O STJ (Superior Tribunal de Justiça) determinou hoje o afastamento imediato de Wilson Witzel (PSC) do cargo de governador do Rio de Janeiro devido a suspeitas de fraude em compras na área da saúde durante a pandemia do coronavírus. A medida tem validade inicial de 180 dias. Witzel também foi denunciado pela procuradoria-geral da República (PGR).

Já o presidente nacional do PSC, Pastor Everaldo, foi preso depois de mandado também expedido pelo STJ. Ele era esperado pela Alerj (Assembleia Legislativa do Rio de Janeiro), na próxima semana, onde iria prestar depoimento à Comissão Especial que apura irregularidades durante a pandemia do coronavírus.

Ao todo, a Polícia Federal cumpre hoje 17 mandados de prisão, sendo seis preventivas e 11 temporárias, e 72 de busca e apreensão no âmbito da operação que foi batizado de “Tris in Idem” e é desdobramento da Operação Placebo, que investiga corrupção em contratos públicos do Executivo fluminense.

O presidente da Alerj, André Ceciliano (PT), também é alvo da operação de hoje. Homens da PF e do Ministério Público cumpriram mandados de busca e apreensão em uma das sedes da Casa Legislativa. Procurado, Ceciliano afirmou que recebeu a operação “com tranquilidade” e que se coloca à disposição da Justiça.

Não há mandado de prisão contra o governador. Homens da PF estão no Palácio Laranjeiras e cumprem mandados de busca e apreensão contra a primeira-dama Helena Witzel. Ex-secretário de Desenvolvimento Econômico do Estado, Lucas Tristão, é mais um alvo de operação.

Com o afastamento, o vice-governador Cláudio Castro assume o cargo.

Em comunicado, o Ministério Público Federal alega que desde a eleição de Witzel “estruturou-se no âmbito do governo estadual uma organização criminosa, dividida em três grupos, que disputavam o poder mediante o pagamento de vantagens indevidas a agentes públicos”

“Liderados por empresários, esses grupos lotearam algumas das principais pastas estaduais – a exemplo da Secretaria de Saúde – para implementar esquemas que beneficiassem suas empresas”, completa.

Denúncia contra Witzel

Em comunicado, o MPF (Ministério Público Federal) confirmou também que a Procuradoria-Geral da República (PGR) ofereceu denúncia contra o governador Wilson Witzel, sua esposa, a primeira-dama Helena Witzel e mais sete pessoas: Lucas Tristão, Mário Peixoto, Alessandro Duarte, Cassiano Luiz, Juan Elias Neves de Paula, João Marcos Borges Mattos e Gothardo Lopes Netto.

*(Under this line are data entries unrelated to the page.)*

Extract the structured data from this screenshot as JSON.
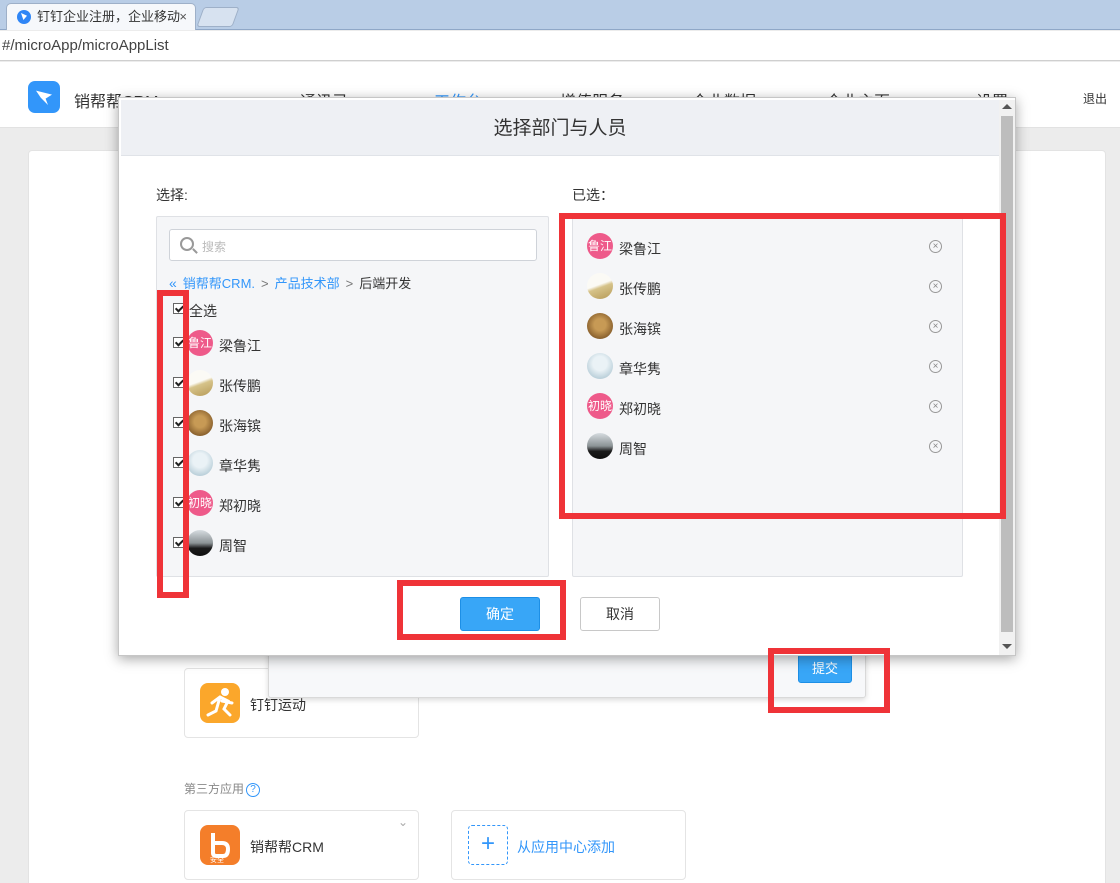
{
  "browser": {
    "tab_title": "钉钉企业注册，企业移动",
    "tab_close": "×",
    "url": "#/microApp/microAppList"
  },
  "app": {
    "brand": "销帮帮CRM",
    "nav": [
      "通讯录",
      "工作台",
      "增值服务",
      "企业数据",
      "企业主页",
      "设置"
    ],
    "active_nav": "工作台",
    "logout": "退出"
  },
  "background": {
    "tile_running": "钉钉运动",
    "third_party_label": "第三方应用",
    "help_glyph": "?",
    "tile_crm": "销帮帮CRM",
    "crm_badge": "安全",
    "add_from_center": "从应用中心添加",
    "add_glyph": "+",
    "submit": "提交"
  },
  "modal": {
    "title": "选择部门与人员",
    "select_label": "选择:",
    "selected_label": "已选：",
    "search_placeholder": "搜索",
    "breadcrumb": {
      "back": "«",
      "root": "销帮帮CRM.",
      "sep": ">",
      "dept": "产品技术部",
      "current": "后端开发"
    },
    "select_all": "全选",
    "people": [
      {
        "name": "梁鲁江",
        "avatar": "pink",
        "avatar_text": "鲁江",
        "checked": true
      },
      {
        "name": "张传鹏",
        "avatar": "moon",
        "avatar_text": "",
        "checked": true
      },
      {
        "name": "张海镔",
        "avatar": "cat",
        "avatar_text": "",
        "checked": true
      },
      {
        "name": "章华隽",
        "avatar": "baby",
        "avatar_text": "",
        "checked": true
      },
      {
        "name": "郑初晓",
        "avatar": "pink",
        "avatar_text": "初晓",
        "checked": true
      },
      {
        "name": "周智",
        "avatar": "dark",
        "avatar_text": "",
        "checked": true
      }
    ],
    "remove_glyph": "×",
    "ok": "确定",
    "cancel": "取消"
  },
  "colors": {
    "accent": "#3296fa",
    "annotation": "#ef3338",
    "avatar_pink": "#ee5a8a"
  }
}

Segundo o comunicado, são objetos de denúncia o “caso de pagamentos efetuados por empresas ligadas ao empresário Mário Peixoto ao escritório de advocacia de Helena Witzel” e os “pagamentos feitos por empresa da família de Gothardo Lopes Netto ao escritório da primeira-dama”.

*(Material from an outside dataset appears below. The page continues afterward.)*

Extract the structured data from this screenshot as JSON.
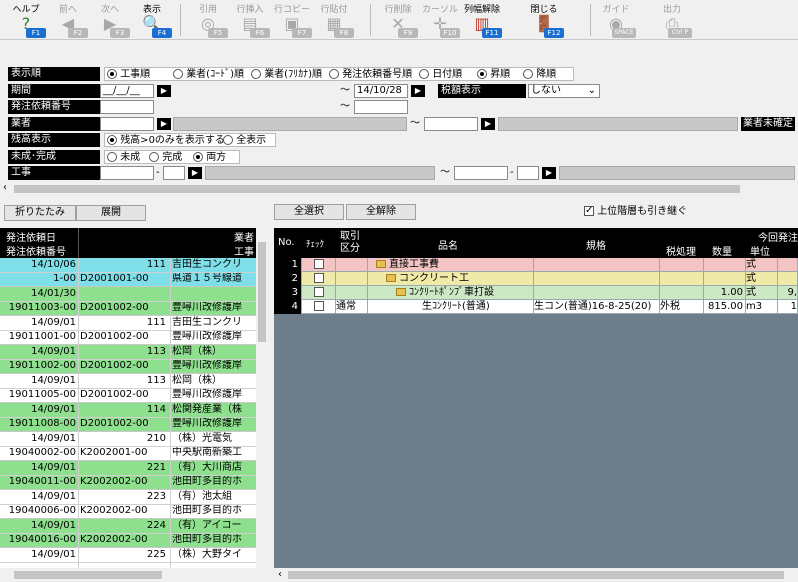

A investigação ainda aponta que o grupo obtinha recursos financeiros por meio do que é chamado pelo MPF de “caixinha de propina”, abastecida por organizações sociais e seus fornecedores. Segundo os procuradores, o direcionamento de licitações era garantido pelas organizações sociais por meio do pagamento mensal a agentes políticos e servidores públicos da Saúde fluminense.